KVIDAHL: Kirkwood finally reaches the Promised Land

2012-11-24T00:42:00Z 2012-11-28T05:36:12Z KVIDAHL: Kirkwood finally reaches the Promised LandBy David Kvidahl | dkvidahl@stltoday.com stltoday.com
November 24, 2012 12:42 am  • 

ST. LOUIS Matt Irvin’s phone wouldn’t stop ringing. Jordan Bishop could hardly contain his smile. Matt Berry was so excited he couldn’t stop talking.

The dream had become reality. Literally just moments ago the enormous Berry had his hands wrapped around something Kirkwood seemed destined never to touch — the state championship trophy.

They’ve been playing football for 114 years at Kirkwood. For 114 years the Pioneers have patiently waited for their turn to walk off into the sunset a winner. Friday night they finally did. Top-ranked Kirkwood blitzed Fort Osage 31-7 in the Class 5 championship game at the Edward Jones Dome. With a nasty, suffocating defense and quarterback Jordan Bishop making magic with his feet and right arm, this, the 114th football team to pull on a football uniform, reached the Promised Land.

“It all kind of came together,” Irvin, the Kirkwood coach who just finished his third season, said.

It came together after a backbreaking loss to Staley in last year’s title game. It came together years after the Pioneers, with two future professional players in Jeremy Maclin and Mike McNeill, stubbed their toe in the state semifinals time and again. It came together after Kirkwood made its title game debut in 2006 and lost to Raymore-Peculiar.
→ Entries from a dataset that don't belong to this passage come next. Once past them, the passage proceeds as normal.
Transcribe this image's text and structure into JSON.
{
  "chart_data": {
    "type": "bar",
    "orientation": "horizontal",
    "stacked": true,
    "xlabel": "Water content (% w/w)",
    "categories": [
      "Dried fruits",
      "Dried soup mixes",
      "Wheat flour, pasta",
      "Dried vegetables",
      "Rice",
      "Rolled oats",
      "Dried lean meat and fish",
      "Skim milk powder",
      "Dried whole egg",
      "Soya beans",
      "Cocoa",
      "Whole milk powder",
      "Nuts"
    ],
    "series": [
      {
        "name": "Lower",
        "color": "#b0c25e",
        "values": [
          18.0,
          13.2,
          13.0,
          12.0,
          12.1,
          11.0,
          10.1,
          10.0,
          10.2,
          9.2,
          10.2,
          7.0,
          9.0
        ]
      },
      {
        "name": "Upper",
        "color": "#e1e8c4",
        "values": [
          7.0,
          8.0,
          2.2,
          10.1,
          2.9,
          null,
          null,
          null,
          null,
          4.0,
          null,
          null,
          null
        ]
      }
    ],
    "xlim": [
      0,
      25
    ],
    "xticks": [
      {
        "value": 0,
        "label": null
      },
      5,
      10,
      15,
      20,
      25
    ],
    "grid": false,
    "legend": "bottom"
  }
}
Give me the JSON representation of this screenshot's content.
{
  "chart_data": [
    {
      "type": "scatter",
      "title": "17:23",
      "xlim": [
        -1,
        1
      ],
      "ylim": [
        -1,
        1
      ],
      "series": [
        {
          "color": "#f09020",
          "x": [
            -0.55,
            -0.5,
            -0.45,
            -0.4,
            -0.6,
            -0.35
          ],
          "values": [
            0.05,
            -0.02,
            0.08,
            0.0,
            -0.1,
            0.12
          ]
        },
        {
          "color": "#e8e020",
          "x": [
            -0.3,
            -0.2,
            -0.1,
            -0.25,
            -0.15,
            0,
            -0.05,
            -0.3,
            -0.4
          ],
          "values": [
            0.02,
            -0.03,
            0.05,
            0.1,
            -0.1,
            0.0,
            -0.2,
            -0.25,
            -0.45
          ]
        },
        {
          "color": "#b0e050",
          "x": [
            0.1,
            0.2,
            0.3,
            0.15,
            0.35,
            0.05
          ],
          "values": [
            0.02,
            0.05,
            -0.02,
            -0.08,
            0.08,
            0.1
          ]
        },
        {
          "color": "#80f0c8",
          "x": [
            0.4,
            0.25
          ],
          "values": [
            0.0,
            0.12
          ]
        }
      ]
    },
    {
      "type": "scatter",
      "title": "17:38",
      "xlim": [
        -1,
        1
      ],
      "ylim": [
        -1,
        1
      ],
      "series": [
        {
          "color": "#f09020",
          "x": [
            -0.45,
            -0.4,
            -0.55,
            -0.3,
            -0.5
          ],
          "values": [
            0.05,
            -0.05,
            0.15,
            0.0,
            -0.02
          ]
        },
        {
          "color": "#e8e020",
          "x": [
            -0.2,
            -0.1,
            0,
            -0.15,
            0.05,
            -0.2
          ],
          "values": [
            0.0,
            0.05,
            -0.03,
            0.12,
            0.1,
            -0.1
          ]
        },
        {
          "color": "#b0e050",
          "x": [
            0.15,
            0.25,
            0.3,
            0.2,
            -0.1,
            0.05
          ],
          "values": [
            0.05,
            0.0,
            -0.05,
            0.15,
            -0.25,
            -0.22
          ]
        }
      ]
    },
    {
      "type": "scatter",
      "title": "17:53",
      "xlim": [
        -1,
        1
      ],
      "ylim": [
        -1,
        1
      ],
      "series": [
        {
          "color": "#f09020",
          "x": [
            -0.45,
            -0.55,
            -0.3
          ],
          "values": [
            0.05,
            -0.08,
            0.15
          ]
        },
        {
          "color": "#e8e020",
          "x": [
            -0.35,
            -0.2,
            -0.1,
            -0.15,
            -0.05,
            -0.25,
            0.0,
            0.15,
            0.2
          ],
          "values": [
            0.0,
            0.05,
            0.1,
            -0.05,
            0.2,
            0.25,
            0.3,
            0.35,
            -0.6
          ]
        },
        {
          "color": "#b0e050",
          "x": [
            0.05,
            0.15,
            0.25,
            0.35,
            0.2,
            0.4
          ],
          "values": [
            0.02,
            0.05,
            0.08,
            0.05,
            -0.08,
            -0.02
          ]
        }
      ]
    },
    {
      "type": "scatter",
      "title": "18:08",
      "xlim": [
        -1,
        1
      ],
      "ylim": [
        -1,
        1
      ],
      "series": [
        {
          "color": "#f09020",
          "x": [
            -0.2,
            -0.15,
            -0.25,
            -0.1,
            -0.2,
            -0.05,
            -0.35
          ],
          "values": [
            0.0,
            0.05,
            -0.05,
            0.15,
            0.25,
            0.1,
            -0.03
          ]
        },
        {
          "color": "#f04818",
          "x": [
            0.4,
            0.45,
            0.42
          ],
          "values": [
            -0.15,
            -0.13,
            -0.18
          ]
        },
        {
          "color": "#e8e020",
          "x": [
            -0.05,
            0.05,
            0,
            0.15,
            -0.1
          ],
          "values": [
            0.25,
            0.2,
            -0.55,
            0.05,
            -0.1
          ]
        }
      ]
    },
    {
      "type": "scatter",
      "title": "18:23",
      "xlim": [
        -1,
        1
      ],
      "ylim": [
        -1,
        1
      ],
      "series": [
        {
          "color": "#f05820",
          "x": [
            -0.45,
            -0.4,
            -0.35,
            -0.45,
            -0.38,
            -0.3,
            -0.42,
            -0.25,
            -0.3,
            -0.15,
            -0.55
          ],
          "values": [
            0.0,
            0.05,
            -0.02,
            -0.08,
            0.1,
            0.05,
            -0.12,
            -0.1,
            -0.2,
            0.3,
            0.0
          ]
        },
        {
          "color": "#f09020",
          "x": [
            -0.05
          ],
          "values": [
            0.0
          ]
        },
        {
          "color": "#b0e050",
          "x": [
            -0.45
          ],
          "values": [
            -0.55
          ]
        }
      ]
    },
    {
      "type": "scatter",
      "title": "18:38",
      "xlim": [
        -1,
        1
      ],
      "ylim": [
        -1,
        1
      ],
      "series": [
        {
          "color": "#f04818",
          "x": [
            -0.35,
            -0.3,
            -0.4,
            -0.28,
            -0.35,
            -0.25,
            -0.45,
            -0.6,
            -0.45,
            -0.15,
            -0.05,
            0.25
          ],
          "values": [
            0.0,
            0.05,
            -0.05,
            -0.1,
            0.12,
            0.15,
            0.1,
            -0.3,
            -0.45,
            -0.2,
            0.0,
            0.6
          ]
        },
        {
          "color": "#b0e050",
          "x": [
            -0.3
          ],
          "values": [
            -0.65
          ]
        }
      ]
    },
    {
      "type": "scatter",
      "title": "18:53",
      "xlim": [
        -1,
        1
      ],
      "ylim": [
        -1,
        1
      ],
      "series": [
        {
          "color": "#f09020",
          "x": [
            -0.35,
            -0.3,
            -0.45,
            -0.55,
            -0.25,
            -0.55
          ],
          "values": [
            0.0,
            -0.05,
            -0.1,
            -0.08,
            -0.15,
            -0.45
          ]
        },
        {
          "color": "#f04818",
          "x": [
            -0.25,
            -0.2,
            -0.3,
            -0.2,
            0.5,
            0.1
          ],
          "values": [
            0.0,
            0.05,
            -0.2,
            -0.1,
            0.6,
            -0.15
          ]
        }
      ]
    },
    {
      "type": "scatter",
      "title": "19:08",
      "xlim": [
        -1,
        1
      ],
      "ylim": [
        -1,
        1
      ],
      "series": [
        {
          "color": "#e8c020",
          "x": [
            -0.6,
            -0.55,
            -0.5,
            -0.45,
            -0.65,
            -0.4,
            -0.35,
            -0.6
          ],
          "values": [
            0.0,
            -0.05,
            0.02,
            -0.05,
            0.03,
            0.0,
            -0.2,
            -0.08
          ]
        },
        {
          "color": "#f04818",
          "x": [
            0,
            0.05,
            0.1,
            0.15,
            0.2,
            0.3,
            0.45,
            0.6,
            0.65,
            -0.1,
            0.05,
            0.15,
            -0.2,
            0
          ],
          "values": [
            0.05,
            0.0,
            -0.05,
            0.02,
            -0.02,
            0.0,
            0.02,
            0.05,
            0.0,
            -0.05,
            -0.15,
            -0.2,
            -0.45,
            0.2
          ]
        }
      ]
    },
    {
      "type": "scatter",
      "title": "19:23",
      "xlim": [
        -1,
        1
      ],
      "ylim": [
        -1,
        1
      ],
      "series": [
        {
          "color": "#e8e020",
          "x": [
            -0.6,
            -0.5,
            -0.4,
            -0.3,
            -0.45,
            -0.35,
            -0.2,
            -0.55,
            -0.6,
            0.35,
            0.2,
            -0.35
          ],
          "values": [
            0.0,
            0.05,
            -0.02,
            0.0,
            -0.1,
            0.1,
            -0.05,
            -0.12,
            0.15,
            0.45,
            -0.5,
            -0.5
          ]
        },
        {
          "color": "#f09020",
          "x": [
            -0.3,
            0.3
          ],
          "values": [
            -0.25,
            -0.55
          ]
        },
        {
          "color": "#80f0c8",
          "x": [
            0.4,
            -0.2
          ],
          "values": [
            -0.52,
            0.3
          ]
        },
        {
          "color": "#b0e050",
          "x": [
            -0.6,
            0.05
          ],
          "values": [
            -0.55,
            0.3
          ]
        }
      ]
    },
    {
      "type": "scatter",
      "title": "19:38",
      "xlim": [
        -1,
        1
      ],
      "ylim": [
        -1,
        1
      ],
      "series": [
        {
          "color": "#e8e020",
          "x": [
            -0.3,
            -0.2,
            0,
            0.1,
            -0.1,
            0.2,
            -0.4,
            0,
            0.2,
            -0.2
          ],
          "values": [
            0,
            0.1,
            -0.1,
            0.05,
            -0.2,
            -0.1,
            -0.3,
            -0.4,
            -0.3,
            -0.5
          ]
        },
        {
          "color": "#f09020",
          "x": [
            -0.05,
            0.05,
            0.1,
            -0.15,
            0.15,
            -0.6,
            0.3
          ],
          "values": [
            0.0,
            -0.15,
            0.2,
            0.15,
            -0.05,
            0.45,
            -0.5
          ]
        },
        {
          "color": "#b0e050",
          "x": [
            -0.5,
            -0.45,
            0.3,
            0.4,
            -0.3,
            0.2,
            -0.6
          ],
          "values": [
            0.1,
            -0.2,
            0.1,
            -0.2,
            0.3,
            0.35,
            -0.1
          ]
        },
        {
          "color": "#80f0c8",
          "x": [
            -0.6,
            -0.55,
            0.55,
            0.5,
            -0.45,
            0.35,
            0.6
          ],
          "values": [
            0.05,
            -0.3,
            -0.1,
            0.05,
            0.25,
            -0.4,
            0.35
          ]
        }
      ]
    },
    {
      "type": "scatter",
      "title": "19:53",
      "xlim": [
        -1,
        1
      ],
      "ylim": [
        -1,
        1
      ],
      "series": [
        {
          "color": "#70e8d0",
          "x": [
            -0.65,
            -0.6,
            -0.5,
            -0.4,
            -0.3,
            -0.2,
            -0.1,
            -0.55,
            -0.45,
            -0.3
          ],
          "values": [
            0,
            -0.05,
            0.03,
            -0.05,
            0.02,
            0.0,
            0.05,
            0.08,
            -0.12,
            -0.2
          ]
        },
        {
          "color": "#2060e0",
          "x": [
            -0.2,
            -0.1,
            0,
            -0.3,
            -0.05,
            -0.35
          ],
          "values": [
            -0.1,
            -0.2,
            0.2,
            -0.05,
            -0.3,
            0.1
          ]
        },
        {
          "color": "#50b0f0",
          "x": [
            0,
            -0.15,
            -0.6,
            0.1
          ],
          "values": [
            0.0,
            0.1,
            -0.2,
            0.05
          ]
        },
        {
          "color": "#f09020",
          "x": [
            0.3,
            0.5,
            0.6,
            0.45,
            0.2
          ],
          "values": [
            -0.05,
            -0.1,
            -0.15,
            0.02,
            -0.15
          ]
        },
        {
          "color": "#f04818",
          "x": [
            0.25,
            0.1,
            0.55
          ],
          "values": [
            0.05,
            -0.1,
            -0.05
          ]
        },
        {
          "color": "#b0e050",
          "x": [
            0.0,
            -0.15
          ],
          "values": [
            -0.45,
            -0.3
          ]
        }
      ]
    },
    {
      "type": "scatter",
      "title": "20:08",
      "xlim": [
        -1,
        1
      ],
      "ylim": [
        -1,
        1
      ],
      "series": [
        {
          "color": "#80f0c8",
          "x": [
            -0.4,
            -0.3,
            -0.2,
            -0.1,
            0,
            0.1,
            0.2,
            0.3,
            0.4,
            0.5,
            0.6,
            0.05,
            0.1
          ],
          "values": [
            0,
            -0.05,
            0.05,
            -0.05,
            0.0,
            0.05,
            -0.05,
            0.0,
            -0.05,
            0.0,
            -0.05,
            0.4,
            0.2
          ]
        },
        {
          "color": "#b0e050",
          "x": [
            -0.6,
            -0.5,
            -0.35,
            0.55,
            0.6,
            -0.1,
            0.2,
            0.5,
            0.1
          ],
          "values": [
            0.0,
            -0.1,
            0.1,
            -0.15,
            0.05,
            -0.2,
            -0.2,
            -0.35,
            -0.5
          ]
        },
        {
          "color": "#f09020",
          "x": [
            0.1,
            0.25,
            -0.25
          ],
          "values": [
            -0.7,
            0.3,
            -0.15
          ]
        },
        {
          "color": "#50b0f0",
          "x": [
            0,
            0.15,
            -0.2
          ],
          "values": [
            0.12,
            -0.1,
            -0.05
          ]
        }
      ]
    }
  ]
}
This group of Pioneers would not be denied. They had to rally back against rival Webster Groves to win the district title game and then survive on the road with a late field goal to eke past Summit in the quarterfinals. All season long the Pioneers, 13-1 after Thursday’s JV Turkey Day game, found a way to end the game on the right side of the scoreboard, even if it had Irvin and their fans buying hair dye in bulk.

There was no drama in their semifinal win or in Friday’s night’s championship. Bishop directed the Pioneers on an 80-yard drive to go ahead 24-7 and seal the deal early in the fourth quarter. All that was left was the celebration.

And what a celebration it will be. The joy that filled the Kirkwood faithful will only grow as time goes on. Friday night was just the beginning. This is a community that loves many things, but football is chief among them.

“You go to Spencer’s Grill on a Saturday and people recognize you as a football player,” Berry said. “Old guys you’ve never seen before telling you 'Great game.'”

This is a school whose ties run deep. Kirkwood just gets into the blood and there’s no getting it out. People across the nation tonight are relishing the Pioneers’ victory.

“That’s the best part — Kirkwood fans across the country are blowing up,” said Michael Biedenstein, the Kirkwood football team statistician and social media maven.

Biedenstein started keeping statistics for the Pioneers as a sophomore in 2002. It’s a job he never gave up, not after he graduated in 2004 and not after he got married this summer. Instead, his wife, Lindsay, keeps the numbers now because she’s better at it.

Quarterback coach Matt Krapfl graduated from Kirkwood in 2004. A former Pioneer signal caller, he’s one of five coaches on the staff that played at Kirkwood. He too was overjoyed by the moment.

“It’s very special,” he said.

Somewhere in the city, resting comfortably at a local hospital is longtime offensive line coach Jim Woolf. Woolf underwent a liver transplant on Wednesday. Beloved by the biggest of big men on the field, the Pioneers were going to “win for Woolf.”

And they did. They won for Woolf, for Krapfl, for Biedenstein, for Maclin and McNeill. They won for every Pioneer that pulled on a helmet, a jersey and a pair of cleats. They won for every coach who’d ever guided young men in the Kirkwood tradition.

“We were playing for more than our community,” Berry said.

They were playing for history. Friday night the 114th Kirkwood football team made some.